当社では、顧客から修理依頼を受けたモニター製品の故障情報を、担当者が手作業で分類しています。
修理依頼が届くたびに、担当者が症状の内容を確認し、以下の6つの故障タイプに振り分ける作業を行っています。

- ソフトウェア（ドライバ・ファームウェア関連）
- 電源・接続（電源が入らない・信号が入らない等）
- ディスプレイ（画面の表示異常）
- 傷・割れ（外装の物理的損傷）
- ボタン（操作部の不具合）
- その他（上記に分類できない不具合）

## 現状の課題

修理受付件数が増加しており、分類作業に費やす時間が月あたり約XX時間にのぼっています。
また、担当者によって判断が異なるケースがあり、分類精度にばらつきが生じています。

特に「ソフトウェア」「電源・接続」「ディスプレイ」の3カテゴリは、症状の記述が似ているために
判断が難しく、分類ミスが起きやすいとされています。

現在は、担当者の経験と勘に頼った運用となっており、新人担当者が独り立ちするまでに
一定の時間がかかっています。

## 手元にあるデータ

**修理記録データ（主データ）**

過去数年分の修理受付データが蓄積されています。
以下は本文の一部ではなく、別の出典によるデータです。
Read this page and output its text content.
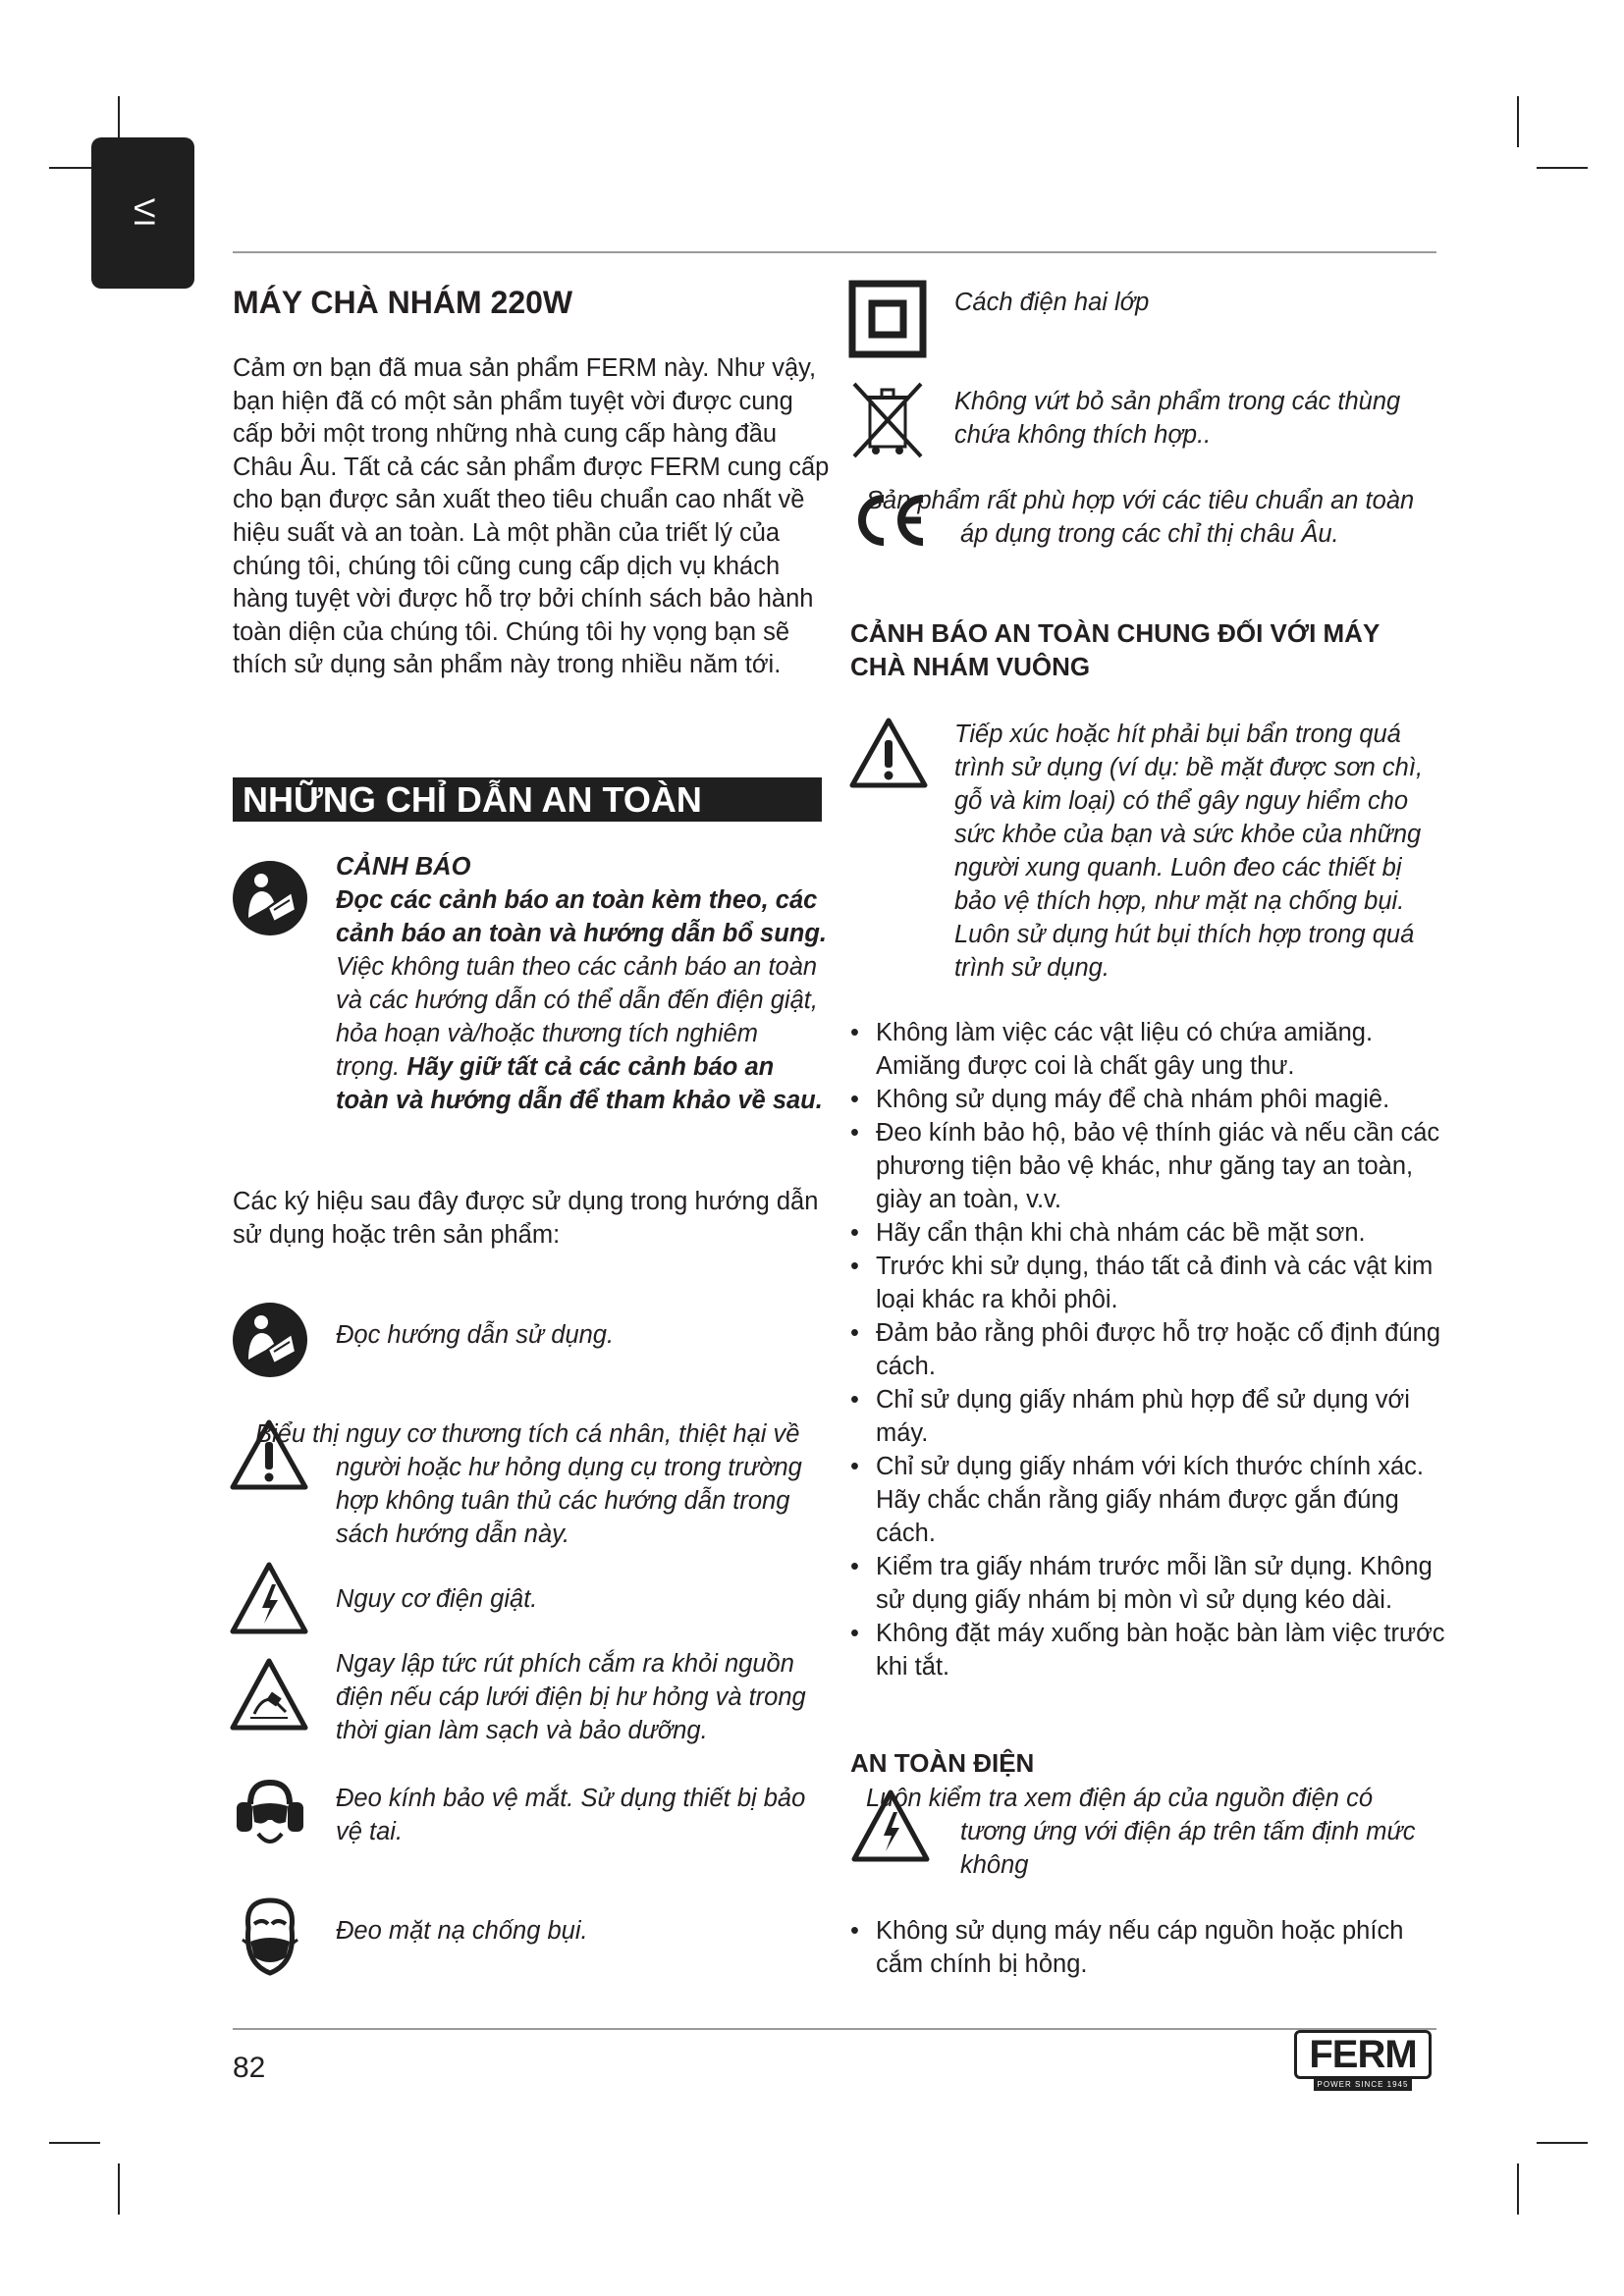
VI
MÁY CHÀ NHÁM 220W

Cảm ơn bạn đã mua sản phẩm FERM này. Như vậy, bạn hiện đã có một sản phẩm tuyệt vời được cung cấp bởi một trong những nhà cung cấp hàng đầu Châu Âu. Tất cả các sản phẩm được FERM cung cấp cho bạn được sản xuất theo tiêu chuẩn cao nhất về hiệu suất và an toàn. Là một phần của triết lý của chúng tôi, chúng tôi cũng cung cấp dịch vụ khách hàng tuyệt vời được hỗ trợ bởi chính sách bảo hành toàn diện của chúng tôi. Chúng tôi hy vọng bạn sẽ thích sử dụng sản phẩm này trong nhiều năm tới.

NHỮNG CHỈ DẪN AN TOÀN
CẢNH BÁO
Đọc các cảnh báo an toàn kèm theo, các cảnh báo an toàn và hướng dẫn bổ sung. Việc không tuân theo các cảnh báo an toàn và các hướng dẫn có thể dẫn đến điện giật, hỏa hoạn và/hoặc thương tích nghiêm trọng. Hãy giữ tất cả các cảnh báo an toàn và hướng dẫn để tham khảo về sau.

Các ký hiệu sau đây được sử dụng trong hướng dẫn sử dụng hoặc trên sản phẩm:

Đọc hướng dẫn sử dụng.
Biểu thị nguy cơ thương tích cá nhân, thiệt hại về người hoặc hư hỏng dụng cụ trong trường hợp không tuân thủ các hướng dẫn trong sách hướng dẫn này.
Nguy cơ điện giật.
Ngay lập tức rút phích cắm ra khỏi nguồn điện nếu cáp lưới điện bị hư hỏng và trong thời gian làm sạch và bảo dưỡng.
Đeo kính bảo vệ mắt. Sử dụng thiết bị bảo vệ tai.
Đeo mặt nạ chống bụi.
Cách điện hai lớp
Không vứt bỏ sản phẩm trong các thùng chứa không thích hợp..
Sản phẩm rất phù hợp với các tiêu chuẩn an toàn áp dụng trong các chỉ thị châu Âu.
CẢNH BÁO AN TOÀN CHUNG ĐỐI VỚI MÁY CHÀ NHÁM VUÔNG
Tiếp xúc hoặc hít phải bụi bẩn trong quá trình sử dụng (ví dụ: bề mặt được sơn chì, gỗ và kim loại) có thể gây nguy hiểm cho sức khỏe của bạn và sức khỏe của những người xung quanh. Luôn đeo các thiết bị bảo vệ thích hợp, như mặt nạ chống bụi. Luôn sử dụng hút bụi thích hợp trong quá trình sử dụng.
• Không làm việc các vật liệu có chứa amiăng. Amiăng được coi là chất gây ung thư.
• Không sử dụng máy để chà nhám phôi magiê.
• Đeo kính bảo hộ, bảo vệ thính giác và nếu cần các phương tiện bảo vệ khác, như găng tay an toàn, giày an toàn, v.v.
• Hãy cẩn thận khi chà nhám các bề mặt sơn.
• Trước khi sử dụng, tháo tất cả đinh và các vật kim loại khác ra khỏi phôi.
• Đảm bảo rằng phôi được hỗ trợ hoặc cố định đúng cách.
• Chỉ sử dụng giấy nhám phù hợp để sử dụng với máy.
• Chỉ sử dụng giấy nhám với kích thước chính xác. Hãy chắc chắn rằng giấy nhám được gắn đúng cách.
• Kiểm tra giấy nhám trước mỗi lần sử dụng. Không sử dụng giấy nhám bị mòn vì sử dụng kéo dài.
• Không đặt máy xuống bàn hoặc bàn làm việc trước khi tắt.
AN TOÀN ĐIỆN
Luôn kiểm tra xem điện áp của nguồn điện có tương ứng với điện áp trên tấm định mức không
• Không sử dụng máy nếu cáp nguồn hoặc phích cắm chính bị hỏng.
82	FERM
POWER SINCE 1945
各レコードには以下の情報が含まれています。

- 修理ID
- 修理受付日
- 製品型番
- 担当者が記録した指摘症状（自由記述）
- 指摘箇所（ディスプレイ / 電源 / ボタン）
- 保証期間内かどうか
- 最終的な故障タイプ（分類結果）

**機器稼働ログデータ（補助データ）**

修理対象機器の直近数か月分の稼働記録も保有しています。
各機器の月次での稼働時間と稼働区分（通常稼働 / 高負荷 / 待機）が記録されており、
1台の機器について複数行のレコードが存在します。

このデータは、機器の使われ方のパターンが故障タイプと関連している可能性を
検証するために活用できると考えています。

## 予測したいこと

修理受付時に担当者が記録した症状・製品情報・稼働ログをもとに、
** 故障タイプを自動的に分類 ** できるようにしたいと考えています。

## 目標の予測精度
精度の目安としては、担当者の熟練者が判断したときと同程度である、** 正解率80%前後 ** を想定しています。

## 予測結果の活用方法

- 修理受付画面に予測結果を表示し、担当者の確認作業を補助する
- 分類確率が高いケースは担当者の承認のみで処理を進め、作業時間を削減する
- 分類に影響する要因（どんな症状の記述や稼働パターンが予測に効いているか）を分析し、
  修理マニュアルの改善に活用する

## スケジュールのイメージ
** 今から3か月後 ** に本格運用開始したいです。